The second point is based upon the printing of money and debasing of currencies from every major government in the world, combined with the fact that we are still in relatively short supply for most commodities once the world starts to grow again, I think the next run in commodities will be enormous. And trust me one day the world economy will grow again. Unfortunately for the world, production was just getting ramped up to meet demand when the bottom fell out on commodity prices and worse the bottom fell out for financing. I’m guessing many levered commodity companies are going to go under or will not be producing from projects any time soon due to current market conditions. Further, it has become very, very expensive to start new projects from copper to iron ore to oil. The cost of lifting these commodities from the ground has soared, causing the break-even to be much higher than in the past. All of these factors will put a floor on commodity prices much higher than in past. And when the next run starts look out.

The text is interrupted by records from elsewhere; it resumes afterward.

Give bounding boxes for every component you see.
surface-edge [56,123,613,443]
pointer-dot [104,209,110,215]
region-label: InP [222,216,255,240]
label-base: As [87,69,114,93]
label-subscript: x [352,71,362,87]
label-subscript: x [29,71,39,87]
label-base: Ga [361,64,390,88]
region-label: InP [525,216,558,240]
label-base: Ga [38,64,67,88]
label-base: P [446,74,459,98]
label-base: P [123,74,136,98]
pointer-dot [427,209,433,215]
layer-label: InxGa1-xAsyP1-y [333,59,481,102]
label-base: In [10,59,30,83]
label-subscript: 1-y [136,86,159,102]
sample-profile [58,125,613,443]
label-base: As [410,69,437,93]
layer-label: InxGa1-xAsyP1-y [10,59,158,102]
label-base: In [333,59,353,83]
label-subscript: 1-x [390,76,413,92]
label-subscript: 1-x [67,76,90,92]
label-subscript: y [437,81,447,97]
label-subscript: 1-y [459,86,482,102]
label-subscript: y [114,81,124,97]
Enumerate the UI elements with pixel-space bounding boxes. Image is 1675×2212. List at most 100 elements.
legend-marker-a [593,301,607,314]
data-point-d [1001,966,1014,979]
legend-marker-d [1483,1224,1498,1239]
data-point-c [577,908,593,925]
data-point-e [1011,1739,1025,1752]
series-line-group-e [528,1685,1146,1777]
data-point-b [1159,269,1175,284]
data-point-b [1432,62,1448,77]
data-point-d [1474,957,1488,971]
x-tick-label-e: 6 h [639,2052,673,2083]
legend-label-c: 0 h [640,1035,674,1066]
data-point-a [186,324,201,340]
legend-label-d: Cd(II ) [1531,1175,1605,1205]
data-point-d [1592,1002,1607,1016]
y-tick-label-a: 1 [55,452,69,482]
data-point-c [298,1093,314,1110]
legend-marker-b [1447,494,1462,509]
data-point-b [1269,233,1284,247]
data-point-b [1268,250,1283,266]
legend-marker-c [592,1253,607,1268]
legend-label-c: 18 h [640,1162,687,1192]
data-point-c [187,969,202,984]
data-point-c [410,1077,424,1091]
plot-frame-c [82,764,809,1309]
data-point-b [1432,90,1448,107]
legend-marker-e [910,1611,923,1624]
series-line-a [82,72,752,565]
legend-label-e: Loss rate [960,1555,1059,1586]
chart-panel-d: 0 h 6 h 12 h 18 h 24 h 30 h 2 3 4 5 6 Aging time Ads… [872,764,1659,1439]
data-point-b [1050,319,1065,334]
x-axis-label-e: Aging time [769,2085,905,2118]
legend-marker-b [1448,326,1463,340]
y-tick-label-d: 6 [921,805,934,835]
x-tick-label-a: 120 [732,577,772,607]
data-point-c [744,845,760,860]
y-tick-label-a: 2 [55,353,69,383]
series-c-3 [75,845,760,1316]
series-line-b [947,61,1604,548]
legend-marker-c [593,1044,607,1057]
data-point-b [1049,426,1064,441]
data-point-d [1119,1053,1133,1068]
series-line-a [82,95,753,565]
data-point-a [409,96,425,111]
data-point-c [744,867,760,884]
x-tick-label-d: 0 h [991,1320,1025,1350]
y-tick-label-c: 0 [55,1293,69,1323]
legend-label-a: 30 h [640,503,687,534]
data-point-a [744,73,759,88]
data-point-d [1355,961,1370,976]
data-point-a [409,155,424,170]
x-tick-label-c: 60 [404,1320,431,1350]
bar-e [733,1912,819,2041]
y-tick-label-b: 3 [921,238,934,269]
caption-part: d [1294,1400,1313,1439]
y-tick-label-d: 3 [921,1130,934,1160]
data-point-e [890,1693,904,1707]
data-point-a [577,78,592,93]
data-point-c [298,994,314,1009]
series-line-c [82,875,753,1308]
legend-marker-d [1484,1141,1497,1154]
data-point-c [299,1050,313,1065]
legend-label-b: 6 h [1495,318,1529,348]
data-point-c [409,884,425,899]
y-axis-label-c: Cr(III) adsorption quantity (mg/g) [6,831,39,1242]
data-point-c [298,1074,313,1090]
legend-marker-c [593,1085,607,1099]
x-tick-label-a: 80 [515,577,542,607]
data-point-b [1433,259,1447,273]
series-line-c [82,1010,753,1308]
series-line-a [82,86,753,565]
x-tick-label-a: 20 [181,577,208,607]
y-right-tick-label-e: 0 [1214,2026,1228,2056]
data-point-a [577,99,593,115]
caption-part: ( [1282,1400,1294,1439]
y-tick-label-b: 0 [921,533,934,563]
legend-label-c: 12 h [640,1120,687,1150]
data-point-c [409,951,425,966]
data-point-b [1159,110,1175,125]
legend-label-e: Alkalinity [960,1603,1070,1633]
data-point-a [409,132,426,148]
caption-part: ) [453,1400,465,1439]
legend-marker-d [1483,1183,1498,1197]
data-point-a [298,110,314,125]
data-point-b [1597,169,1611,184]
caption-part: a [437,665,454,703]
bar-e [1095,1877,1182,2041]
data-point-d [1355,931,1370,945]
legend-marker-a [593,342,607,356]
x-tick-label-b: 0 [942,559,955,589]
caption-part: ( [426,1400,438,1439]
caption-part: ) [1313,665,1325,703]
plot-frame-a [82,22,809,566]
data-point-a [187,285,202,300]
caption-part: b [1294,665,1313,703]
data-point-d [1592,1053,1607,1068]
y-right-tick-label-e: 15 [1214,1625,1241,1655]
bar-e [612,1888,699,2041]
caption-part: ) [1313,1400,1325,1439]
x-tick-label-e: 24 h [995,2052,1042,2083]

The 1970s show us what can happen. Oil went from $1 to $4. Then pulled back to $2, before going to $20. Could $750 oil be in our future by 2015? I think its more likely than $20 oil.
Your second point is spot on. I hope your first point is true, for personal reasons, but it’s not as readily apparent to me.
I think the combination of the new world of illiquidity, volatility and tighter credit will force smaller firms to merge or sell out. Its just not worth it to be public, especially with the regulatory burden as it has been in the past.
Agreed on both points. Especially as it applies to Hemisphere GPS–where the public company expense and .
Admin:
Are you inferring that Private equity will be buyers of small firms since “it is just not worth it to be public”. Or do you think public companies will merge as well
TIA
Could be. If so, it will be a boon for the surviving investment banks.
ndl11, I think companies no debt will find ways to take themselves private, whether with private equity or good old fashioned debt or partners of some kind.
I also think there are many large private firms that can gobble up small firms as well.